Supporting Volume Tracking through Schema Registry¶

Since the process of volume tracking involves a messaging architecture, there are producers and consumers serializing/deserializing messages published and received. To do so, the publishers and consumers need to agree on a certain set of schemas that provide the ability to facilitate this message serialization and deserialization. For example, if a consumer expects an attribute \(a_{i}\) from the publisher, and the publisher fails to publish it along with the message, the volume tracking process would err as the message would likely be dead-lettered because the consumer is not able to process the message. Therefore, we have used RedPanda Schema Registry to host the schemas which gives the ability for producers and consumers to use the compatible schemas to publish and consume.

Tip

Schemas evolve. The set of attributes (and the nature of those attributes) the application starts with might get updated as the application matures. Therefore, to support schema evolution, schema registries facilitate schema versioning. As long as the producers and consumers agree on the versions that they use, the messaging process succeed.
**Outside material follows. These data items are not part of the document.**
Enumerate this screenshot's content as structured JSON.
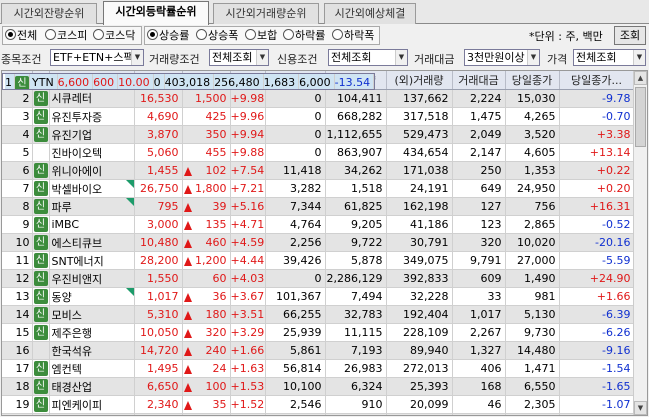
{
  "tabs": [
    "시간외잔량순위",
    "시간외등락률순위",
    "시간외거래량순위",
    "시간외예상체결"
  ],
  "active_tab": 1,
  "market_radios": [
    {
      "label": "전체",
      "checked": true
    },
    {
      "label": "코스피",
      "checked": false
    },
    {
      "label": "코스닥",
      "checked": false
    }
  ],
  "direction_radios": [
    {
      "label": "상승률",
      "checked": true
    },
    {
      "label": "상승폭",
      "checked": false
    },
    {
      "label": "보합",
      "checked": false
    },
    {
      "label": "하락률",
      "checked": false
    },
    {
      "label": "하락폭",
      "checked": false
    }
  ],
  "unit_text": "*단위 : 주, 백만",
  "query_button": "조회",
  "filters": {
    "item_label": "종목조건",
    "item_value": "ETF+ETN+스팩",
    "volume_label": "거래량조건",
    "volume_value": "전체조회",
    "credit_label": "신용조건",
    "credit_value": "전체조회",
    "amount_label": "거래대금",
    "amount_value": "3천만원이상",
    "price_label": "가격",
    "price_value": "전체조회"
  },
  "columns": [
    "...",
    "",
    "종목명",
    "현재가",
    "전일...",
    "등...",
    "매도잔량",
    "매수잔량",
    "(외)거래량",
    "거래대금",
    "당일종가",
    "당일종가..."
  ],
  "rows": [
    {
      "rank": "1",
      "icon": "신",
      "name": "YTN",
      "flag": false,
      "price": "6,600",
      "tri": false,
      "diff": "600",
      "rate": "10.00",
      "sell": "0",
      "buy": "403,018",
      "vol": "256,480",
      "amt": "1,683",
      "close": "6,000",
      "close_rate": "-13.54",
      "cr_color": "blue",
      "selected": true
    },
    {
      "rank": "2",
      "icon": "신",
      "name": "시큐레터",
      "flag": false,
      "price": "16,530",
      "tri": false,
      "diff": "1,500",
      "rate": "+9.98",
      "sell": "0",
      "buy": "104,411",
      "vol": "137,662",
      "amt": "2,224",
      "close": "15,030",
      "close_rate": "-9.78",
      "cr_color": "blue"
    },
    {
      "rank": "3",
      "icon": "신",
      "name": "유진투자증",
      "flag": false,
      "price": "4,690",
      "tri": false,
      "diff": "425",
      "rate": "+9.96",
      "sell": "0",
      "buy": "668,282",
      "vol": "317,518",
      "amt": "1,475",
      "close": "4,265",
      "close_rate": "-0.70",
      "cr_color": "blue"
    },
    {
      "rank": "4",
      "icon": "신",
      "name": "유진기업",
      "flag": false,
      "price": "3,870",
      "tri": false,
      "diff": "350",
      "rate": "+9.94",
      "sell": "0",
      "buy": "1,112,655",
      "vol": "529,473",
      "amt": "2,049",
      "close": "3,520",
      "close_rate": "+3.38",
      "cr_color": "red"
    },
    {
      "rank": "5",
      "icon": "",
      "name": "진바이오텍",
      "flag": false,
      "price": "5,060",
      "tri": false,
      "diff": "455",
      "rate": "+9.88",
      "sell": "0",
      "buy": "863,907",
      "vol": "434,654",
      "amt": "2,147",
      "close": "4,605",
      "close_rate": "+13.14",
      "cr_color": "red"
    },
    {
      "rank": "6",
      "icon": "신",
      "name": "위니아에이",
      "flag": false,
      "price": "1,455",
      "tri": true,
      "diff": "102",
      "rate": "+7.54",
      "sell": "11,418",
      "buy": "34,262",
      "vol": "171,038",
      "amt": "250",
      "close": "1,353",
      "close_rate": "+0.22",
      "cr_color": "red"
    },
    {
      "rank": "7",
      "icon": "신",
      "name": "박셀바이오",
      "flag": true,
      "price": "26,750",
      "tri": true,
      "diff": "1,800",
      "rate": "+7.21",
      "sell": "3,282",
      "buy": "1,518",
      "vol": "24,191",
      "amt": "649",
      "close": "24,950",
      "close_rate": "+0.20",
      "cr_color": "red"
    },
    {
      "rank": "8",
      "icon": "신",
      "name": "파루",
      "flag": true,
      "price": "795",
      "tri": true,
      "diff": "39",
      "rate": "+5.16",
      "sell": "7,344",
      "buy": "61,825",
      "vol": "162,198",
      "amt": "127",
      "close": "756",
      "close_rate": "+16.31",
      "cr_color": "red"
    },
    {
      "rank": "9",
      "icon": "신",
      "name": "iMBC",
      "flag": false,
      "price": "3,000",
      "tri": true,
      "diff": "135",
      "rate": "+4.71",
      "sell": "4,764",
      "buy": "9,205",
      "vol": "41,186",
      "amt": "123",
      "close": "2,865",
      "close_rate": "-0.52",
      "cr_color": "blue"
    },
    {
      "rank": "10",
      "icon": "신",
      "name": "에스티큐브",
      "flag": false,
      "price": "10,480",
      "tri": true,
      "diff": "460",
      "rate": "+4.59",
      "sell": "2,256",
      "buy": "9,722",
      "vol": "30,791",
      "amt": "320",
      "close": "10,020",
      "close_rate": "-20.16",
      "cr_color": "blue"
    },
    {
      "rank": "11",
      "icon": "신",
      "name": "SNT에너지",
      "flag": false,
      "price": "28,200",
      "tri": true,
      "diff": "1,200",
      "rate": "+4.44",
      "sell": "39,426",
      "buy": "5,878",
      "vol": "349,075",
      "amt": "9,791",
      "close": "27,000",
      "close_rate": "-5.59",
      "cr_color": "blue"
    },
    {
      "rank": "12",
      "icon": "신",
      "name": "우진비앤지",
      "flag": false,
      "price": "1,550",
      "tri": false,
      "diff": "60",
      "rate": "+4.03",
      "sell": "0",
      "buy": "2,286,129",
      "vol": "392,833",
      "amt": "609",
      "close": "1,490",
      "close_rate": "+24.90",
      "cr_color": "red"
    },
    {
      "rank": "13",
      "icon": "신",
      "name": "동양",
      "flag": true,
      "price": "1,017",
      "tri": true,
      "diff": "36",
      "rate": "+3.67",
      "sell": "101,367",
      "buy": "7,494",
      "vol": "32,228",
      "amt": "33",
      "close": "981",
      "close_rate": "+1.66",
      "cr_color": "red"
    },
    {
      "rank": "14",
      "icon": "신",
      "name": "모비스",
      "flag": false,
      "price": "5,310",
      "tri": true,
      "diff": "180",
      "rate": "+3.51",
      "sell": "66,255",
      "buy": "32,783",
      "vol": "192,404",
      "amt": "1,017",
      "close": "5,130",
      "close_rate": "-6.39",
      "cr_color": "blue"
    },
    {
      "rank": "15",
      "icon": "신",
      "name": "제주은행",
      "flag": false,
      "price": "10,050",
      "tri": true,
      "diff": "320",
      "rate": "+3.29",
      "sell": "25,939",
      "buy": "11,115",
      "vol": "228,109",
      "amt": "2,267",
      "close": "9,730",
      "close_rate": "-6.26",
      "cr_color": "blue"
    },
    {
      "rank": "16",
      "icon": "",
      "name": "한국석유",
      "flag": false,
      "price": "14,720",
      "tri": true,
      "diff": "240",
      "rate": "+1.66",
      "sell": "5,861",
      "buy": "7,193",
      "vol": "89,940",
      "amt": "1,327",
      "close": "14,480",
      "close_rate": "-9.16",
      "cr_color": "blue"
    },
    {
      "rank": "17",
      "icon": "신",
      "name": "엠컨텍",
      "flag": false,
      "price": "1,495",
      "tri": true,
      "diff": "24",
      "rate": "+1.63",
      "sell": "56,814",
      "buy": "26,983",
      "vol": "272,013",
      "amt": "406",
      "close": "1,471",
      "close_rate": "-1.54",
      "cr_color": "blue"
    },
    {
      "rank": "18",
      "icon": "신",
      "name": "태경산업",
      "flag": false,
      "price": "6,650",
      "tri": true,
      "diff": "100",
      "rate": "+1.53",
      "sell": "10,100",
      "buy": "6,324",
      "vol": "25,393",
      "amt": "168",
      "close": "6,550",
      "close_rate": "-1.65",
      "cr_color": "blue"
    },
    {
      "rank": "19",
      "icon": "신",
      "name": "피엔케이피",
      "flag": false,
      "price": "2,340",
      "tri": true,
      "diff": "35",
      "rate": "+1.52",
      "sell": "2,546",
      "buy": "910",
      "vol": "20,099",
      "amt": "46",
      "close": "2,305",
      "close_rate": "-1.07",
      "cr_color": "blue"
    },
    {
      "rank": "20",
      "icon": "신",
      "name": "코센",
      "flag": false,
      "price": "4,840",
      "tri": true,
      "diff": "70",
      "rate": "+1.47",
      "sell": "9,065",
      "buy": "8,665",
      "vol": "11,429",
      "amt": "55",
      "close": "4,770",
      "close_rate": "+3.58",
      "cr_color": "red"
    }
  ]
}
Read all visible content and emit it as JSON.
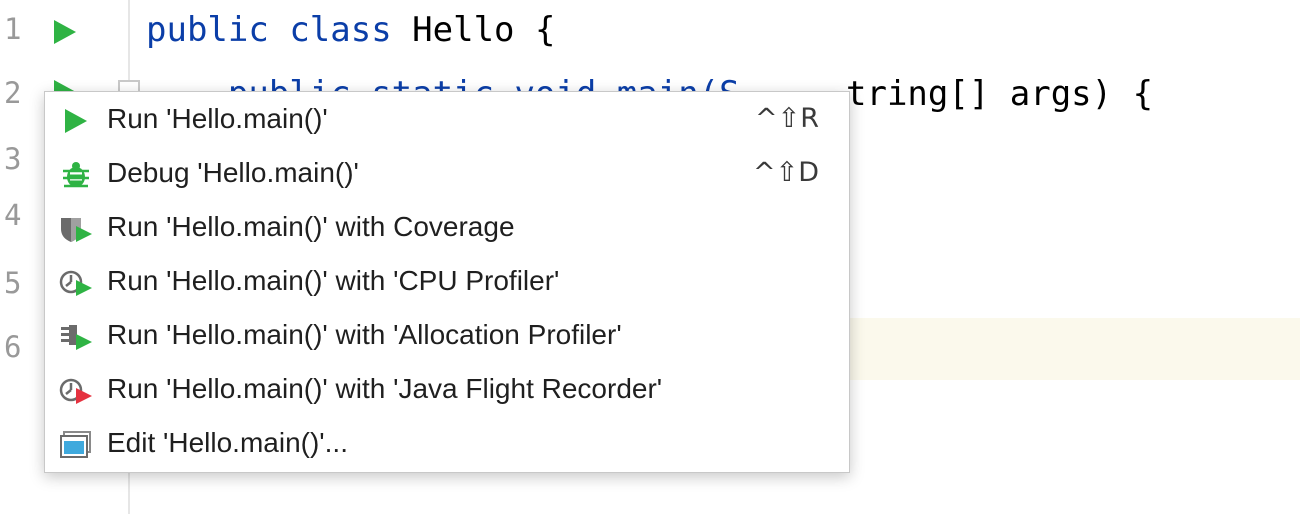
{
  "editor": {
    "line_numbers": [
      "1",
      "2",
      "3",
      "4",
      "5",
      "6"
    ],
    "code": {
      "line1": {
        "kw1": "public",
        "kw2": "class",
        "rest": "Hello {"
      },
      "line2_visible": "tring[] args) {",
      "line2_hidden": "    public static void main(S"
    }
  },
  "context_menu": {
    "items": [
      {
        "label": "Run 'Hello.main()'",
        "shortcut": "^⇧R",
        "icon": "run-icon"
      },
      {
        "label": "Debug 'Hello.main()'",
        "shortcut": "^⇧D",
        "icon": "debug-icon"
      },
      {
        "label": "Run 'Hello.main()' with Coverage",
        "shortcut": "",
        "icon": "coverage-icon"
      },
      {
        "label": "Run 'Hello.main()' with 'CPU Profiler'",
        "shortcut": "",
        "icon": "cpu-profiler-icon"
      },
      {
        "label": "Run 'Hello.main()' with 'Allocation Profiler'",
        "shortcut": "",
        "icon": "allocation-profiler-icon"
      },
      {
        "label": "Run 'Hello.main()' with 'Java Flight Recorder'",
        "shortcut": "",
        "icon": "flight-recorder-icon"
      },
      {
        "label": "Edit 'Hello.main()'...",
        "shortcut": "",
        "icon": "edit-configuration-icon"
      }
    ]
  },
  "colors": {
    "run_green": "#2fb344",
    "flight_red": "#e5323f",
    "keyword_blue": "#0b3ea8",
    "caret_line_bg": "#fbf9ec"
  }
}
However, if either the producer and consumer change the schema version they use, the system can run into a compatibility conflict and introduce friction throughout the messaging process.

RedPanda Schema Registry has different compatibility modes to choose from when a new subject (schema) is created. The default is BACKWARD, where the consumers can consume messages produced by using the schema version (i.e., \(v_{k}\)) that the consumer agrees with, or the version before that (i.e., \(v_{k-1}\)) and only that. There are other types of compatibility modes that provide more flexibility such as FULL and FULL_TRANSITIVE but we have chosen to go for the default compatibility mode, which is BACKWARD. How RedPanda facilitates these compatibility modes is by restricting what you can change when the schema evolves. A good explanation on these restrictions is described here.

Avro¶

To facilitate serialization and deserialization processes using schemas, we used Avro as our specification. It was initially developed by Apache to manage efficient and compact storage of big data. However, our use-case for Avro relies on its ability to lay out a schema for our messages, serialize them (following validation) and validate them upon deserialization. The internals of Avro on how these validations occur are not discussed here. However, a simple guide is given on the process and the tools we used for serialization and deserialization.

It is noteworthy to mention that the publishers and consumers that the volume tracking process involves were written using different technologies. Therefore, here are some points that require highlighting as both the producers and consumers use schemas as a common concept.

Producers¶

Producers for volume tracking were written in Ruby (Ruby on Rails as the web framework). The library (i.e., Ruby Gem) we have used to serialize the messages using the schemas is avro. We use avro library's Avro::IO::BinaryEncoder to encode the data into binary format using the schema and send the binary data along the AMQP channel established with the message broker.

Consumers¶

Consumers for volume tracking were written in Python. The library we have used to deserialize messages using the schemas is fastavro. We use fastavro library's schemaless_reader to decode the data into a Python type and map it in a way that we could access the data inside messages.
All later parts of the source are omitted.